In quel giorno oscuro non toccai cibo e non aprii libro; la sua morte mi aveva sconvolto. Recitai la sua preghiera preferita, il rosario. Piansi la sua perdita e poi mi calmai. La gratitudine per averla avuta durante la vita doveva essere più grande del dolore per la sua dipartita verso la patria.
In quelle ore ripensai ai giorni passati a Ostia e alle lacrime versate su sua madre dall'Agostino ormai convertito al cristianesimo.
Durante la notte mia sorella notò un cambiamento e mandò subito a chiamare il parroco. Mia mamma sapeva che era venuta la sua ora. Nella sua mano teneva accesa la candela dei moribondi.
Negli ultimi quarti d'ora aveva pregato con devozione assieme ai famigliari e si era addormentata nell'eternità senza agonia.
Tutti gli anni mia madre soleva passare in preghiera la notte della vigilia di Pasqua al cimitero, in compagnia delle donne del villaggio sue amiche. Solo quando cominciava ad albeggiare ritornavano a casa per preparare i cibi pasquali per la benedizione. La fede nella risurrezione dei morti era profondamente radicata nel suo cuore. Per lei la risurrezione di Cristo e la risurrezione della carne erano due proposizioni di fede strettamente unite, conforme all'insegnamento dell'apostolo Paolo. Sapeva in chi aveva creduto e perciò non sarà delusa; questa è la mia ferma convinzione.
Quanto spesso ho pensato: "...Solo quando giacerà sotto terra capirò veramente il suo valore e la grazia inestimabile che ho avuto in lei". Oggi mi sento non solo povero ma anche profondamente in colpa di fronte a quella tomba, che non ho mai potuto visitare e che verosimilmente non vedrò mai.
Mia madre è stata una santa. In lei e attorno a lei non ho mai visto alcunché di disdicevole, ma solo cose buone e belle. Sono fermamente convinto che ella è felice nell'eternità e sospiro in questa valle di lacrime di poterla un giorno rivedere nella gioia.

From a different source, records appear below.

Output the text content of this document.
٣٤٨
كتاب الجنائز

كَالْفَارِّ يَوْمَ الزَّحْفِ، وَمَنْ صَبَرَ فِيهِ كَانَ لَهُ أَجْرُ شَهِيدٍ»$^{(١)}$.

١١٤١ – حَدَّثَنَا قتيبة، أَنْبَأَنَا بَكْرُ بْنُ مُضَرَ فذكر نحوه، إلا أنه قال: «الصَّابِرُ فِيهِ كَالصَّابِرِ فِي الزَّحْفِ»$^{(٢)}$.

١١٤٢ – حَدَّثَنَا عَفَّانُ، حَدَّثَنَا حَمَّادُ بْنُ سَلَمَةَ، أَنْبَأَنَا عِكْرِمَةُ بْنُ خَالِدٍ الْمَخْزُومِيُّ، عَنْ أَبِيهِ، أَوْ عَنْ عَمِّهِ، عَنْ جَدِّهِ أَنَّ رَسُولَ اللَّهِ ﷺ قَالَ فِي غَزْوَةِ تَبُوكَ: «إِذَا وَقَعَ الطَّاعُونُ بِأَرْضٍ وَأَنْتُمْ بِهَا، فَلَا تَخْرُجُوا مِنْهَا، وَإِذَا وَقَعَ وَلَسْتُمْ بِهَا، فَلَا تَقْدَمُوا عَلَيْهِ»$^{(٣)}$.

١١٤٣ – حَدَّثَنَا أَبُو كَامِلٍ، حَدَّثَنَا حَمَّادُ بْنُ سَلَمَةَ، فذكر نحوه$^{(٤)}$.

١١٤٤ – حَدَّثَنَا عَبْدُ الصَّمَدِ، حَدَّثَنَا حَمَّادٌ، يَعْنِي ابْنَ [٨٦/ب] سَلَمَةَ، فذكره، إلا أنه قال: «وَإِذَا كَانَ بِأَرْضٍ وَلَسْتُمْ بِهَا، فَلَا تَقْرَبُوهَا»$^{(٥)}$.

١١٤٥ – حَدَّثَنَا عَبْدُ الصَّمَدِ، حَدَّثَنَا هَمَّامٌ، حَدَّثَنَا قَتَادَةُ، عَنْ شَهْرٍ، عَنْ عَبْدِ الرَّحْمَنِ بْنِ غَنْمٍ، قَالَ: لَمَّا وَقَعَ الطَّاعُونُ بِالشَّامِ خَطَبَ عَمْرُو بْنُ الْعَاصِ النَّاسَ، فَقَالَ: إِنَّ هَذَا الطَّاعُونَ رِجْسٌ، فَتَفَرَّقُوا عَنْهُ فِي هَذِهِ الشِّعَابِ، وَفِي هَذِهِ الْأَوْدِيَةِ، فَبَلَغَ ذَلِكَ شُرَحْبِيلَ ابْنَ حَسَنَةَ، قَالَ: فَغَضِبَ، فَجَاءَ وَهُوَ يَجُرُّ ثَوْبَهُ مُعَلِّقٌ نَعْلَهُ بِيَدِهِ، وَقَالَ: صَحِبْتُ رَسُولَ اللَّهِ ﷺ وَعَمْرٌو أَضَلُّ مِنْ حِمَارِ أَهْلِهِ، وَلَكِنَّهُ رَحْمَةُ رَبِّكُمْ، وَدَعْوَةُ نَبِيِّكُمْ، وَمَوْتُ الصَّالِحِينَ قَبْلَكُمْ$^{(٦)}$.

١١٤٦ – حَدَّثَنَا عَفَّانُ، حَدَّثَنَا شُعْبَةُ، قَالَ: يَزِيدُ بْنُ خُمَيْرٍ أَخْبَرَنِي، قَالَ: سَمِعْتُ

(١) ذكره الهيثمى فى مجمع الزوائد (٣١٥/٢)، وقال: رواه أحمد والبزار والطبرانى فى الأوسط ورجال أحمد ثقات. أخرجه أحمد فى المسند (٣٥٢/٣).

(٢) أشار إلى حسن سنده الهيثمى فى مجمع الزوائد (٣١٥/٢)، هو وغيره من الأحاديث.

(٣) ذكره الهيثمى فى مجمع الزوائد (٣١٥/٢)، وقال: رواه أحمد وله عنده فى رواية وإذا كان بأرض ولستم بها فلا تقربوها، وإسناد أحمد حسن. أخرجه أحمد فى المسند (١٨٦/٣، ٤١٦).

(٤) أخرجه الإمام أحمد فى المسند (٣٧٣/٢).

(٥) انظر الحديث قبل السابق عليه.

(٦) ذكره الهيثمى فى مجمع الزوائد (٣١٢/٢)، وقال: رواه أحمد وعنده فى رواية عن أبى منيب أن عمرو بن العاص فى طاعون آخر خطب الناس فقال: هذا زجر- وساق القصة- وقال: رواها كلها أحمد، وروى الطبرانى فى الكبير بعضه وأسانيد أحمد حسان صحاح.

- card. Joseph Mindszenty - 
da: Memorie


Servo di Dio Jozsef Mindszenty Cardinale, Primate d’Ungheria
Csehimindszent, Austria-Ungheria, 29 marzo 1892 - Vienna, Austria, 6 maggio 1975

Già Primate d’Ungheria, venne nominato cardinale da papa Pio XII nel 1946. Per la sua tenace opposizione al regime comunista, venne arrestato una prima volta nel 1944 con l'accusa di alto tradimento. Rilasciato l'anno seguente, fu nuovamente incarcerato il 26 dicembre 1948 e condannato all'ergastolo l'anno successivo con l'accusa di cospirazione tesa a rovesciare il governo comunista ungherese. Liberato dopo otto anni di carcere durante la insurrezione popolare del 1956, trovò asilo politico nell'ambasciata americana di Budapest. Per molti anni Mindszenty rifiutò l'invito del Vaticano a trovare riparo presso lo stato pontificio e solo quindici anni dopo, nel 1971, con l'interessamento dell'allora presidente Nixon, poté finalmente lasciare l'ambasciata e raggiungere la Santa Sede. Poco dopo si stabilì a Vienna, dove morì per un arresto cardiaco susseguente ad un intervento chirurgico. Nel 1991 le sue ceneri vennero solennemente trasportate da Mariazell ad Esztergom, città ungherese nella quale fu arcivescovo, per essere tumulate nella cripta della Basilica.